In this SQL example, `category_column`

is the column that we are using to define our categories. `data_column`

is the column that we are performing aggregate functions on, while AGG is a hypothetical aggregate function. `table_name`

is the table that contains both `category_column`

and `data_column`

.

It is important to note that a GROUP BY clause must appear right after a FROM statement or a WHERE statement. If this is not the case, your query will return an error.

This will make more sense once we have actually learned some aggregate functions. Let’s explore SQL aggregate functions next.

## What Are Aggregate Functions?

You cannot use the SQL GROUP BY statement without pairing it with an aggregate function. With that in mind, let’s learn what aggregate functions are and how they interact with the GROUP BY clause.

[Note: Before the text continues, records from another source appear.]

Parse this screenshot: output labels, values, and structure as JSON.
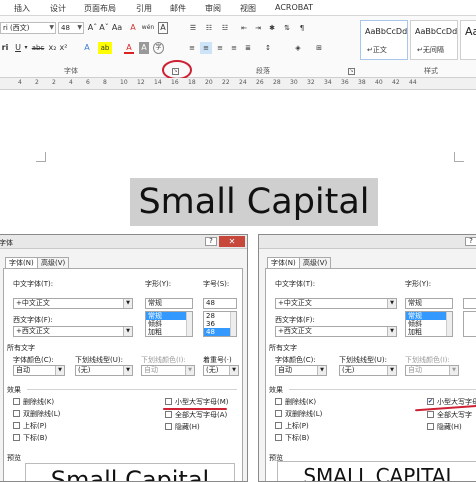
{
  "menu": {
    "tabs": [
      "插入",
      "设计",
      "页面布局",
      "引用",
      "邮件",
      "审阅",
      "视图",
      "ACROBAT"
    ]
  },
  "ribbon": {
    "font_name": "ri (西文)",
    "font_size": "48",
    "grow_font": "Aˆ",
    "shrink_font": "Aˇ",
    "change_case": "Aa",
    "clear_format": "A",
    "phonetic": "wén",
    "char_border": "A",
    "underline": "U",
    "strike": "abc",
    "subscript": "x₂",
    "superscript": "x²",
    "text_effect": "A",
    "highlight": "ab",
    "font_color": "A",
    "char_shading": "A",
    "enclose": "字",
    "group_font": "字体",
    "group_paragraph": "段落",
    "group_styles": "样式",
    "style1_sample": "AaBbCcDd",
    "style1_name": "↵正文",
    "style2_sample": "AaBbCcDd",
    "style2_name": "↵无间隔",
    "style3_sample": "Aa"
  },
  "ruler": {
    "ticks": [
      "4",
      "2",
      "2",
      "4",
      "6",
      "8",
      "10",
      "12",
      "14",
      "16",
      "18",
      "20",
      "22",
      "24",
      "26",
      "28",
      "30",
      "32",
      "34",
      "36",
      "38",
      "40",
      "42",
      "44"
    ]
  },
  "document": {
    "headline": "Small Capital"
  },
  "dialog_left": {
    "title": "字体",
    "tab_font": "字体(N)",
    "tab_advanced": "高级(V)",
    "label_cn_font": "中文字体(T):",
    "cn_font": "+中文正文",
    "label_style": "字形(Y):",
    "style_value": "常规",
    "style_list": [
      "常规",
      "倾斜",
      "加粗"
    ],
    "label_size": "字号(S):",
    "size_value": "48",
    "size_list": [
      "28",
      "36",
      "48"
    ],
    "label_west_font": "西文字体(F):",
    "west_font": "+西文正文",
    "section_all": "所有文字",
    "label_font_color": "字体颜色(C):",
    "font_color": "自动",
    "label_underline": "下划线线型(U):",
    "underline": "(无)",
    "label_underline_color": "下划线颜色(I):",
    "underline_color": "自动",
    "label_emphasis": "着重号(·)",
    "emphasis": "(无)",
    "section_effects": "效果",
    "eff_strike": "删除线(K)",
    "eff_dstrike": "双删除线(L)",
    "eff_super": "上标(P)",
    "eff_sub": "下标(B)",
    "eff_smallcaps": "小型大写字母(M)",
    "eff_allcaps": "全部大写字母(A)",
    "eff_hidden": "隐藏(H)",
    "section_preview": "预览",
    "preview_text": "Small Capital",
    "smallcaps_checked": false
  },
  "dialog_right": {
    "tab_font": "字体(N)",
    "tab_advanced": "高级(V)",
    "label_cn_font": "中文字体(T):",
    "cn_font": "+中文正文",
    "label_style": "字形(Y):",
    "style_value": "常规",
    "style_list": [
      "常规",
      "倾斜",
      "加粗"
    ],
    "label_west_font": "西文字体(F):",
    "west_font": "+西文正文",
    "section_all": "所有文字",
    "label_font_color": "字体颜色(C):",
    "font_color": "自动",
    "label_underline": "下划线线型(U):",
    "underline": "(无)",
    "label_underline_color": "下划线颜色(I):",
    "underline_color": "自动",
    "section_effects": "效果",
    "eff_strike": "删除线(K)",
    "eff_dstrike": "双删除线(L)",
    "eff_super": "上标(P)",
    "eff_sub": "下标(B)",
    "eff_smallcaps": "小型大写字母",
    "eff_allcaps": "全部大写字",
    "eff_hidden": "隐藏(H)",
    "section_preview": "预览",
    "preview_text": "SMALL CAPITAL",
    "smallcaps_checked": true,
    "check_mark": "✔"
  },
  "colors": {
    "annotation_red": "#cc2233",
    "selection_blue": "#3399ff",
    "close_red": "#c7483b"
  }
}
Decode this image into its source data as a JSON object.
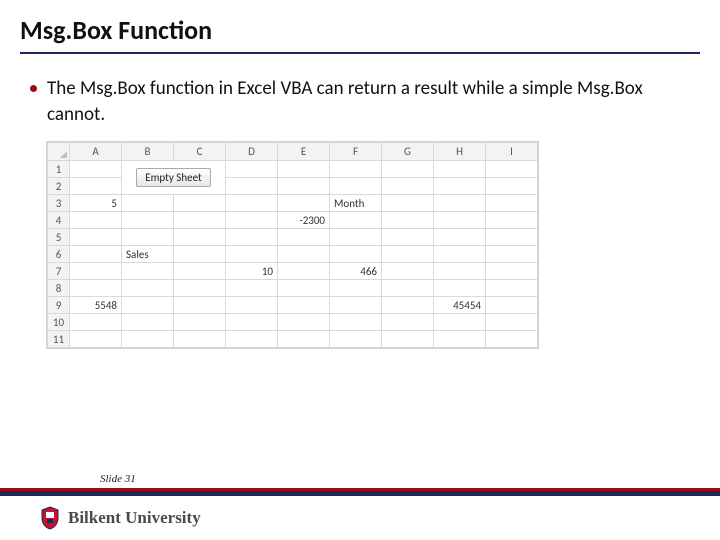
{
  "title": "Msg.Box Function",
  "bullet": "The Msg.Box function in Excel VBA can return a result while a simple Msg.Box cannot.",
  "sheet": {
    "columns": [
      "A",
      "B",
      "C",
      "D",
      "E",
      "F",
      "G",
      "H",
      "I"
    ],
    "rows": [
      "1",
      "2",
      "3",
      "4",
      "5",
      "6",
      "7",
      "8",
      "9",
      "10",
      "11"
    ],
    "button_label": "Empty Sheet",
    "cells": {
      "A3": "5",
      "F3": "Month",
      "E4": "-2300",
      "B6": "Sales",
      "D7": "10",
      "F7": "466",
      "A9": "5548",
      "H9": "45454"
    }
  },
  "footer": {
    "slide_label": "Slide 31",
    "university": "Bilkent University"
  }
}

The purpose of aggregate functions is to take multiple inputs and return a single output.

PostgreSQL includes a number of aggregate functions. You can read the PostgreSQL documentation for a complete list of aggregate functions

In this section, I will introduce some of the most important aggregate functions and provide examples of how they function using our DVD Rental database. Specifically, I will introduce the following functions:

- AVG
- COUNT
- MAX
- MIN
- SUM

## The SQL AVG Function

The SQL AVG function allows you to easily calculate the average value of section of values.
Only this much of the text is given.